New UK emergency alert has roots in Hull

First public trial and research completed by researchers at the University of Hull

A nationwide trial of a new public safety and emergency response alert – part of a recently-announced government warning system – will take place on Sunday 23 April 2023 with a test message to mobile phone users. Two lecturers from the University of Hull have been key players in the research behind this alert.

The ‘Emergency Alerts’ system will alert mobile phones with a sound and vibration whenever there’s a life-threatening emergency nearby, such as severe flooding, fire or extreme weather. The first national alert will be sent as a trial over the weekend.

While the release of this new tool may seem sudden for some, two University of Hull researchers have been working behind the scenes on the research since 2019.

Dr Robert Thomas, Senior Research Fellow in Geomorphology and Flood Risk, and Dr Kate Smith, then working as a Researcher in the Flood Innovation Centre, collaborated with the Environment Agency before launching an on-campus trial in November of 2019.

Speaking on the research ahead of the alert, Dr Kate Smith said: “We worked with colleagues from the Environment Agency, as well as technical experts from Fujitsu and EE to develop the trial. This involved testing public responses to cell broadcast messages sent to mobile handsets.

“The trial showed that these kinds of messages are a really effective way of alerting people to imminent danger, and the research we presented to DEFRA and the Cabinet Office was instrumental in the government’s decision to commission a national cell broadcast service for delivering emergency messaging.

We are delighted that our work supported this important step in improving public safety in the UK, and look forward to the success of the forthcoming mobile alerting service.

Dr Kate Smith

Ahead of the alert, Dr Kate Smith has highlighted five things you need to know about the new alert:

  • Cell broadcast messages can be loud! The specific tone reserved for cell broadcast messages is supposed to be loud – these messages are only sent when a risk is imminent, likely and severe so the alert tone they make is designed to be noticed.

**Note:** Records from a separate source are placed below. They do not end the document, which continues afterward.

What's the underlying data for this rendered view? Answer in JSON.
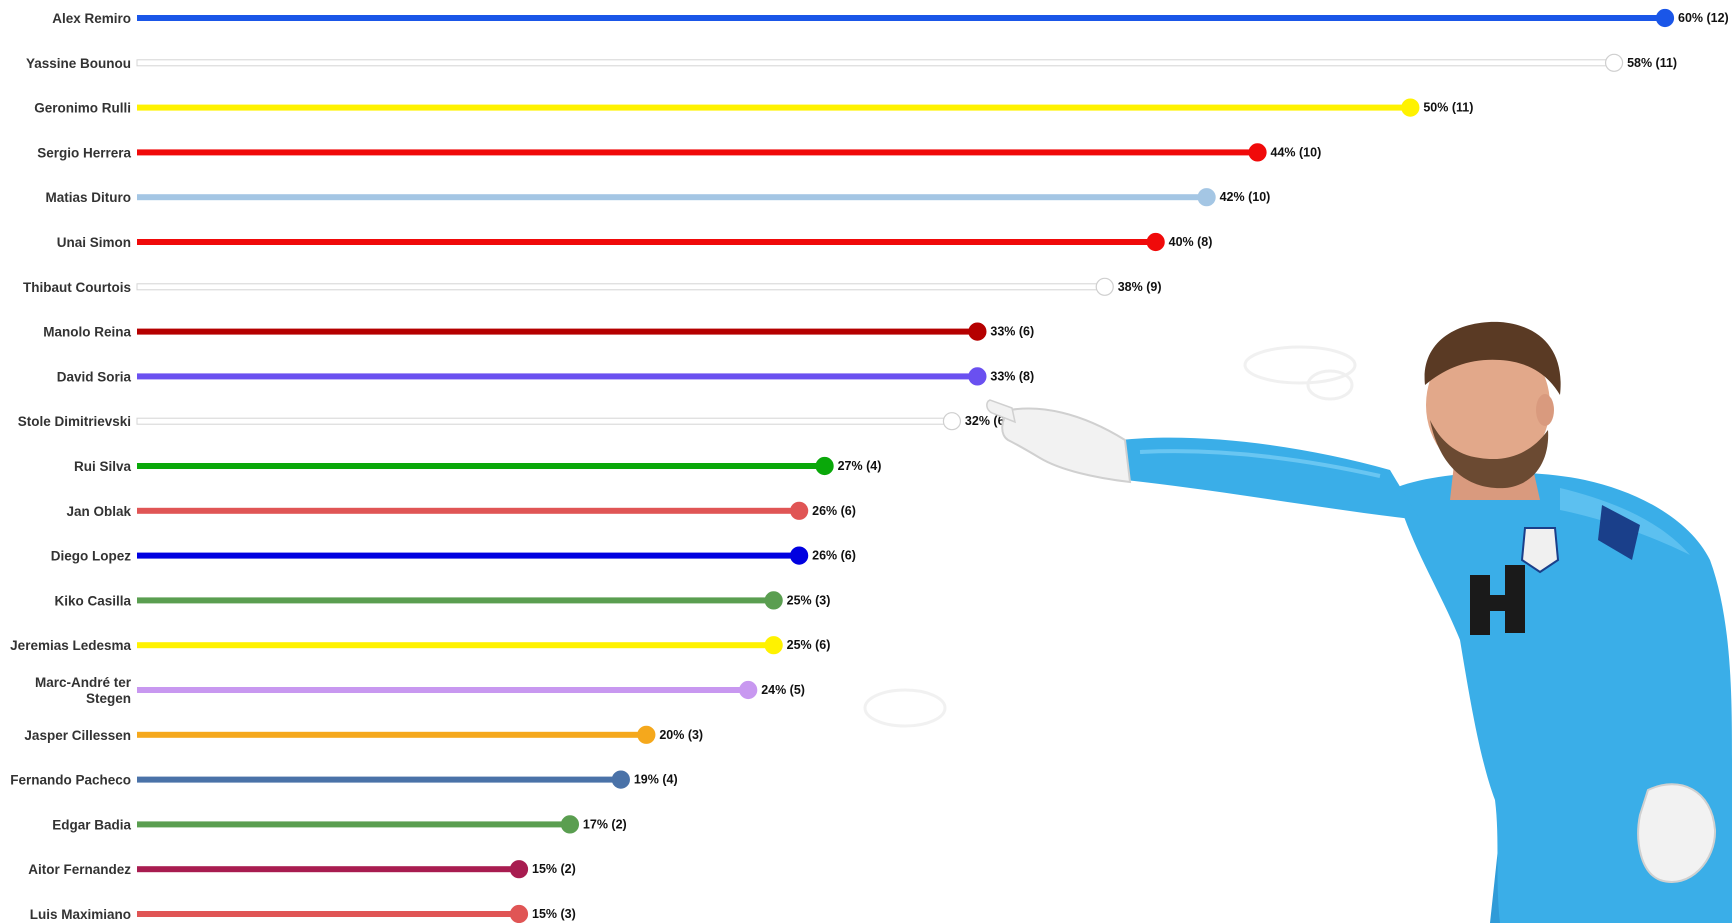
{
  "chart_data": {
    "type": "bar",
    "style": "lollipop",
    "orientation": "horizontal",
    "title": "",
    "xlabel": "",
    "ylabel": "",
    "xlim": [
      0,
      60
    ],
    "grid": false,
    "legend": "none",
    "series": [
      {
        "name": "Alex Remiro",
        "percent": 60,
        "count": 12,
        "label": "60% (12)",
        "color": "#1a56e8"
      },
      {
        "name": "Yassine Bounou",
        "percent": 58,
        "count": 11,
        "label": "58% (11)",
        "color": "#ffffff"
      },
      {
        "name": "Geronimo Rulli",
        "percent": 50,
        "count": 11,
        "label": "50% (11)",
        "color": "#fff200"
      },
      {
        "name": "Sergio Herrera",
        "percent": 44,
        "count": 10,
        "label": "44% (10)",
        "color": "#f00a0a"
      },
      {
        "name": "Matias Dituro",
        "percent": 42,
        "count": 10,
        "label": "42% (10)",
        "color": "#a4c6e4"
      },
      {
        "name": "Unai Simon",
        "percent": 40,
        "count": 8,
        "label": "40% (8)",
        "color": "#f00a0a"
      },
      {
        "name": "Thibaut Courtois",
        "percent": 38,
        "count": 9,
        "label": "38% (9)",
        "color": "#ffffff"
      },
      {
        "name": "Manolo Reina",
        "percent": 33,
        "count": 6,
        "label": "33% (6)",
        "color": "#b50000"
      },
      {
        "name": "David Soria",
        "percent": 33,
        "count": 8,
        "label": "33% (8)",
        "color": "#6a50f0"
      },
      {
        "name": "Stole Dimitrievski",
        "percent": 32,
        "count": 6,
        "label": "32% (6)",
        "color": "#ffffff"
      },
      {
        "name": "Rui Silva",
        "percent": 27,
        "count": 4,
        "label": "27% (4)",
        "color": "#0aa80a"
      },
      {
        "name": "Jan Oblak",
        "percent": 26,
        "count": 6,
        "label": "26% (6)",
        "color": "#e05555"
      },
      {
        "name": "Diego Lopez",
        "percent": 26,
        "count": 6,
        "label": "26% (6)",
        "color": "#0000e0"
      },
      {
        "name": "Kiko Casilla",
        "percent": 25,
        "count": 3,
        "label": "25% (3)",
        "color": "#5a9e50"
      },
      {
        "name": "Jeremias Ledesma",
        "percent": 25,
        "count": 6,
        "label": "25% (6)",
        "color": "#fff200"
      },
      {
        "name": "Marc-André ter Stegen",
        "percent": 24,
        "count": 5,
        "label": "24% (5)",
        "color": "#c898f0"
      },
      {
        "name": "Jasper Cillessen",
        "percent": 20,
        "count": 3,
        "label": "20% (3)",
        "color": "#f5a81c"
      },
      {
        "name": "Fernando Pacheco",
        "percent": 19,
        "count": 4,
        "label": "19% (4)",
        "color": "#4a72a8"
      },
      {
        "name": "Edgar Badia",
        "percent": 17,
        "count": 2,
        "label": "17% (2)",
        "color": "#5a9e50"
      },
      {
        "name": "Aitor Fernandez",
        "percent": 15,
        "count": 2,
        "label": "15% (2)",
        "color": "#a81c50"
      },
      {
        "name": "Luis Maximiano",
        "percent": 15,
        "count": 3,
        "label": "15% (3)",
        "color": "#e05555"
      }
    ]
  },
  "decorations": {
    "player_photo": "goalkeeper-pointing-photo",
    "jersey_color": "#3aaee8",
    "glove_color": "#f4f4f4"
  }
}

    Each handset is different, so how your handset behaves if it is on silent or ‘do not disturb’ is hard to predict but cell broadcast messages are beamed out directly from mobile phone masts and don’t require your phone number, so if you can make an emergency call (e.g. if you don’t have a sim card in your handset) you will still receive an emergency alert if you’re in the range of a mast which is sending out cell broadcast messages. You can, however, quieten emergency alerts on most handsets by switching on ‘aeroplane’ mode.
  • Because cell broadcast messages go out directly to all handsets within the range of a given mast, they will go to everybody - that includes children, young people and more vulnerable members of society.

  • Test messages will be sent at 3pm on 23 April, and will clearly identify that they are sent as a test, but it would still be a good idea to talk to children or more vulnerable people to explain when they will receive this and why. There are options for opting out of messages if they will cause harm.

  • Cell broadcast is used around the world to deliver these kinds of emergency alert messages. In the UK it has been tested widely, including research conducted at the University of Hull about using emergency mobile messaging to deliver flood warnings. The Environment Agency currently sends messages via their opt-in service as SMS messages, but moving to cell broadcast means that warnings can now be responsive to place-based hazards.

  • Messages sent by cell broadcasts integrate with the emergency warning systems already in use by the Environment Agency and other emergency responders. The same kind of system is used successfully in other countries around the world to send life-saving messages. The plan is to only send these kinds of messages when an event is at the highest levels of likelihood, severity and certainty.